Cécile de France et Darius Zarrabian



Le talent des acteurs ne se juge pas qu’à l’aune de leurs prestations, mais aussi à leurs choix. Cécile de France l’a compris qui tourne moins que pas mal de ses contemporaines, mais le plus souvent à bon escient et sans se soumettre à un plan de carrière préétabli. Elle possède en outre une caractéristique commune à pas mal d’artistes belges : l’humilité. À un moment de sa carrière, elle aurait pu prétendre aux plus grands rôles et les enchaîner en espérant que le public la suive et que son succès grandissant lui permette de franchir des barres de plus en plus élevées et de devenir une star, avec tout ce que cela suppose de contraintes et d’obligations. Elle a alors préféré affirmer ses choix en s’en remettant à son seul désir. Sans calcul d’apothicaire. Résultat : une carrière atypique dont chaque nouvelle étape revêt un sens authentique par rapport à la conception exigeante qu’elle se fait de son métier. Il y a un an tout juste, La passagère la jetait en femme de pêcheur dans les bras d’un homme plus jeune qu’elle incarné par Félix Lefebvre. Dans Par amour, elle campe une mère attentive qui voit son fils aîné sujet à des voix mystérieuses et attiré irrésistiblement par l’élément liquide. Au point d’entrer dans son jeu sans poser trop de questions, en acceptant de l’aider à aller au bout de cette attraction irrationnelle, sans vraiment prendre en compte la dangerosité de la situation ni chercher le moins du monde à la contrecarrer ou même à l’expliquer de façon cartésienne.
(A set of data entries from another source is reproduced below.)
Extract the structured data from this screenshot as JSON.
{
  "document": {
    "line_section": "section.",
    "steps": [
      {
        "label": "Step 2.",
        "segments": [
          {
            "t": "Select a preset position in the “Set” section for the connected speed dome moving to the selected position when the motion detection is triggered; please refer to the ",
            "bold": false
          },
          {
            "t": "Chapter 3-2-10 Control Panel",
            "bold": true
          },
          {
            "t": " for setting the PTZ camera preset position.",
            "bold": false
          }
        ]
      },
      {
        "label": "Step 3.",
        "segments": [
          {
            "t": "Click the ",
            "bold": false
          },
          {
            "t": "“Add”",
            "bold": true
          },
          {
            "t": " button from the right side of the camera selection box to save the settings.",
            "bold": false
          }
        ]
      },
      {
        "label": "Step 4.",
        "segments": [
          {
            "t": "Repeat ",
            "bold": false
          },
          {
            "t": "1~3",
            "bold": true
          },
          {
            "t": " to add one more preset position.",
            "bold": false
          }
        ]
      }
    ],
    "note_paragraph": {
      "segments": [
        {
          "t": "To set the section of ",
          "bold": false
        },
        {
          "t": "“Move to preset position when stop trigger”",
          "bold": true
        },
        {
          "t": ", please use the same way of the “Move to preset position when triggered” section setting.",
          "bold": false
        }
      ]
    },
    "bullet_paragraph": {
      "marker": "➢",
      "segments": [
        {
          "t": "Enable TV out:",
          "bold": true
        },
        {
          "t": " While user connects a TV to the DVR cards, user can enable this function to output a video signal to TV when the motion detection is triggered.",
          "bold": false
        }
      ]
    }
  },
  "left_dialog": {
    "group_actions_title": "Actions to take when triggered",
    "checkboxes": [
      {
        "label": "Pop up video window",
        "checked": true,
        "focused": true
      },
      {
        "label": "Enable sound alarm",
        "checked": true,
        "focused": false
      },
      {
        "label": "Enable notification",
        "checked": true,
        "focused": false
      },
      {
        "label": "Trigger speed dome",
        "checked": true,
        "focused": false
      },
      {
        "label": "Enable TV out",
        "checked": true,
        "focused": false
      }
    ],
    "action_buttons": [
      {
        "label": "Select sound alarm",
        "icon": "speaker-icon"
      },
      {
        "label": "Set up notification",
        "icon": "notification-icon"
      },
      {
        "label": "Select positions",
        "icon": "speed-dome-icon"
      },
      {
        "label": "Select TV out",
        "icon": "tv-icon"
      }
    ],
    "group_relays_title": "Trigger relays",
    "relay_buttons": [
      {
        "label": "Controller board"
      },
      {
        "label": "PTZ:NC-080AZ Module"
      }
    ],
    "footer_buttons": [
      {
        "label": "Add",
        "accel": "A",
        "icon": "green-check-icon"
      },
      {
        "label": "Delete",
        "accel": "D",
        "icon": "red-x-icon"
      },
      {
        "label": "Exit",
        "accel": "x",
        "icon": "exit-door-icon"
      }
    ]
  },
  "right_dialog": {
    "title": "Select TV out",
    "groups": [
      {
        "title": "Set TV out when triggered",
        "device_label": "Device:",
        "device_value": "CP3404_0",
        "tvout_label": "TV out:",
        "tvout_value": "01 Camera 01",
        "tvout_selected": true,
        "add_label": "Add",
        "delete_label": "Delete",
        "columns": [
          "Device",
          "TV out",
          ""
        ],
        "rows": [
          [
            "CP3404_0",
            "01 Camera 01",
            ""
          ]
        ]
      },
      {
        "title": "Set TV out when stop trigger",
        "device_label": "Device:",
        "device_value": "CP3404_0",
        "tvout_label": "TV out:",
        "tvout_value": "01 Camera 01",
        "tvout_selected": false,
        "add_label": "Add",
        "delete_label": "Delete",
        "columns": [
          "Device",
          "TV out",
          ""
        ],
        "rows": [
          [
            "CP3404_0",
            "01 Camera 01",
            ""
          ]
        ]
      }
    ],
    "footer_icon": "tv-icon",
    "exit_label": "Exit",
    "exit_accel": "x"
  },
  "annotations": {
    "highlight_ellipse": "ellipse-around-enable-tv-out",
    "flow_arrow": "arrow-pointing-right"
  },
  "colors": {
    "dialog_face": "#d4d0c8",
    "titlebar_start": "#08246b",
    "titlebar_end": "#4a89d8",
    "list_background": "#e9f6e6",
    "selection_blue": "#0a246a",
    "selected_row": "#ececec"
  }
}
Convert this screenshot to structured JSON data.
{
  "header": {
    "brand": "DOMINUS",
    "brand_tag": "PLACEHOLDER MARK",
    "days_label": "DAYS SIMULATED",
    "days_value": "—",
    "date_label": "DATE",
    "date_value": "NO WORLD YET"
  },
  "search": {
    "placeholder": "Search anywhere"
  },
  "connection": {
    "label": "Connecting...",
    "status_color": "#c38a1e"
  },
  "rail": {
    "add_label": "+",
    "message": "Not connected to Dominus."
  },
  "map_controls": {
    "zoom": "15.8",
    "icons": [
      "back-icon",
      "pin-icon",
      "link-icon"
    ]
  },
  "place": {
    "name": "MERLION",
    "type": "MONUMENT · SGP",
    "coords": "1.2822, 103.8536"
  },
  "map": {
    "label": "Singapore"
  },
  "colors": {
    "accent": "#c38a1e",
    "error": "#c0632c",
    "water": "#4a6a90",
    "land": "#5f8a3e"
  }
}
Le titre du film résume d’ailleurs son état d’esprit : elle agit ainsi… par amour. Et même si elle apparaît dépassée par la situation qu’elle a assimilée d’emblée à un jeu d’enfants, elle l’accepte et en respecte les modalités, avec le risque et les conséquences que cela suppose.



Cécile de France et Arthur Igual



Par son goût de l’étrangeté, le deuxième long métrage d’Élise Otzenberger (après Lune de miel dans lequel jouait déjà Arthur Igual en 2018) s’inscrit dans une certaine tendance du cinéma français qui saupoudre à petites touches un quotidien a priori banal d’éléments fantastiques. Comme Just Philippot dans La nuée (2020), cette inconditionnelle de Steven Spielberg et notamment de sa vision de l’enfance, s’appuie sur un léger décalage de la réalité pour glisser progressivement vers une autre dimension, un peu dans l’esprit poétique de La montagne (2022) de Thomas Salvador par son utilisation singulière des éléments, en l’occurrence ici de l’eau. Cette nouvelle école qui se constitue actuellement de façon encore informelle (et non pas informe) de bric et de broc se distingue toutefois de la tradition anglo-saxonne par son refus du spectaculaire et des initiatives sporadiques émanant de francs-tireurs qui progressent sans véritablement se concerter. Il faudra donc sans doute un certain temps pour être pleinement en mesure de coller une étiquette à ce mouvement de fond ou même de jauger de sa détermination et de sa pérennité. L’évolution du cinéma passe aussi désormais par l’abolition de la conception des genres traditionnels pour se laisser irriguer par de minuscules vaisseaux dont la conjonction finit par instaurer une atmosphère singulière. Bizarre, bizarre… vous avez dit bizarre ? C'est bien connu, l’amour a ses raisons que la raison ne connaît pas.